British instructors introduced soccer in Japan at the Japanese Naval Academy in 1873. After that, the sport’s popularity grew in schools across the country. The national soccer association was established in 1921. However, the sport remained a sleeper for years because the country did not have a professional league. They only had the Japan Soccer League, whose players were mostly ordinary employees of their team’s sponsor.

It wasn’t until the 1990s that soccer really took off in Japan. The first professional league, the J League, was formed in 1992 and started in May 1993. Recently, Japan emerged in the international soccer scene. For instance, in the 1998 World Cup, Japan’s national soccer team represented Asia in France. Later, they co-hosted the 2002 World Cup.

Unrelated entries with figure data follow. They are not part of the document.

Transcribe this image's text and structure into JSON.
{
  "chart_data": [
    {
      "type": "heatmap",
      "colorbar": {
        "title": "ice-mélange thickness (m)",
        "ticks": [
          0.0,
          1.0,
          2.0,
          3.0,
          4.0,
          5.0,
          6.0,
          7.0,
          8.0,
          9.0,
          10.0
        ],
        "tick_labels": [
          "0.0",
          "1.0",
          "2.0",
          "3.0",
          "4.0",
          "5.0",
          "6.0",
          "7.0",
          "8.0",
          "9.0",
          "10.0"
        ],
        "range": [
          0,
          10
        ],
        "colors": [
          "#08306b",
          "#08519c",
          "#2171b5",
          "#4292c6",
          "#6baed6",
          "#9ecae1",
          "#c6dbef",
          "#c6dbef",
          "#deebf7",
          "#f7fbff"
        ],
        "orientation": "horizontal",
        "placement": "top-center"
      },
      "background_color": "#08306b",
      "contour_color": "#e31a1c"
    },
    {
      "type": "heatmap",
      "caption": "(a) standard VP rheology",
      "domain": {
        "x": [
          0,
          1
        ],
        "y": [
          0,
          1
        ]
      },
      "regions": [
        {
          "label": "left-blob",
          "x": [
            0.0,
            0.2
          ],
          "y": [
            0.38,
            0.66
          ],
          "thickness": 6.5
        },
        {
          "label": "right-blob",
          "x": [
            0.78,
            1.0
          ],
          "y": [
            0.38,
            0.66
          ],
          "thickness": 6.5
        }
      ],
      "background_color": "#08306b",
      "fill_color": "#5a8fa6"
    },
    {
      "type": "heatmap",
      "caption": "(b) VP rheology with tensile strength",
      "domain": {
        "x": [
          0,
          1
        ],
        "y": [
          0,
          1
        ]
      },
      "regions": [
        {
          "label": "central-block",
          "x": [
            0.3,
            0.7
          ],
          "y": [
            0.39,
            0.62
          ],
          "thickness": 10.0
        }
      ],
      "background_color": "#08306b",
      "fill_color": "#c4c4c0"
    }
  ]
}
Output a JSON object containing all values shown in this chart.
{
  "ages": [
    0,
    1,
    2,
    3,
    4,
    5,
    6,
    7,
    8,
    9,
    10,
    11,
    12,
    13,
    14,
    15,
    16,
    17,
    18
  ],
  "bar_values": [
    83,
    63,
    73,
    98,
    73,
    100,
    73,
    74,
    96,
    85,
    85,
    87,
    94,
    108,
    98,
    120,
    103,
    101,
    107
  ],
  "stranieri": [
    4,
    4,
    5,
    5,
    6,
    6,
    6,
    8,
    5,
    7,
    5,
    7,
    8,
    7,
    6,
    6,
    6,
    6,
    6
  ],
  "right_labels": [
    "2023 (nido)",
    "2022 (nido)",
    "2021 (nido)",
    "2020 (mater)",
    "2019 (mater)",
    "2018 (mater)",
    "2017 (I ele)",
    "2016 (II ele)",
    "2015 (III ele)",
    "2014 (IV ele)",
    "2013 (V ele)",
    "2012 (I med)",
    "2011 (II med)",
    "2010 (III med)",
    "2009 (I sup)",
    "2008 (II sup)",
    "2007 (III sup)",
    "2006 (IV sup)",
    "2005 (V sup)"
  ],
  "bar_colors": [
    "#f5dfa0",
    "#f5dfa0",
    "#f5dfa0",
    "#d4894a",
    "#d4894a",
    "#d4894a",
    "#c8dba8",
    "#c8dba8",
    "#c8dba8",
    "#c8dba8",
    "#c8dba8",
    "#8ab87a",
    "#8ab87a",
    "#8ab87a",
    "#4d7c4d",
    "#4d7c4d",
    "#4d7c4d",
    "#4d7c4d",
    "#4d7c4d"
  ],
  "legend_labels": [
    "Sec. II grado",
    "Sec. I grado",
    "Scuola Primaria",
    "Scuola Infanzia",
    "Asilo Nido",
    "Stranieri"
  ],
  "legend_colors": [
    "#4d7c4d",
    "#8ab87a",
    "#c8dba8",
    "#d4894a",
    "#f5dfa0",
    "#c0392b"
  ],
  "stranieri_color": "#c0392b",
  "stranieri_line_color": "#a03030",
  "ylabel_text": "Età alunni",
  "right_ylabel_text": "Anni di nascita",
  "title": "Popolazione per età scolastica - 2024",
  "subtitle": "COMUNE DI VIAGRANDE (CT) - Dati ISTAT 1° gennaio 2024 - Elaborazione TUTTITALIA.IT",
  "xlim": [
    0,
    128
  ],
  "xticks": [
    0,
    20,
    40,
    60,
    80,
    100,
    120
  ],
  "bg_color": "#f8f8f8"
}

Sumo is Japan’s national sport, with a history that stretches back millennia. The sport remains true to its rituals with elaborate pre-bout ceremonies and stringent rules that govern the wrestlers’ behavior and attire.

Things to do in Tokyo for free 13 Sumo practices

Credits: Hiroaki Maeda

Professional sumo tournaments occur six times each year for 15 days each. The events occur in January, May, and September at Rygoku Kokugikan in Tokyo. Additionally, the March events are held in Osaka, the July events in Nagoya, and the December tournaments are held in Fukuoka. The tournaments attract massive audiences both locally and tourists.

However, it is not the most popular sport in Japan, as it comes third behind baseball and football. The sport’s popularity has been on the decline thanks to its archaic and formal nature as well as the recent struggles of home-born wrestlers. Moreover, there are few opportunities to see a sumo fight taking place.


Baseball enjoys a lengthy and storied history in Japan. No wonder it is one of the most loved sports in the country! It is another sport British instructors introduced at the Japanese Naval Academy in 1873. Like soccer, baseball’s popularity grew in schools across the country.

Fans show up in droves to cheer their favorite pro teams as they catch the intense, biannual national high school tournaments. The Japanese baseball season runs from March through October. However, loyalty and local pride mean players are not traded around as in Major League Baseball (MLB).

Ichiro Suzuki remains a baseball legend in Japan with his virtually unbeatable MLB record of 262 hits a season. He is still idolized in Japan despite not having played in Japan for over two decades.

Nippon Professional Baseball Organization (NPB) is Japan’s equivalent to MLB and is the premier level of baseball in the country. However, the National High School Baseball Championship is arguably bigger! The sport’s popularity in the country has also seen a rise in baseball tourism, where fans from around the world travel to enjoy the sport’s unique atmosphere.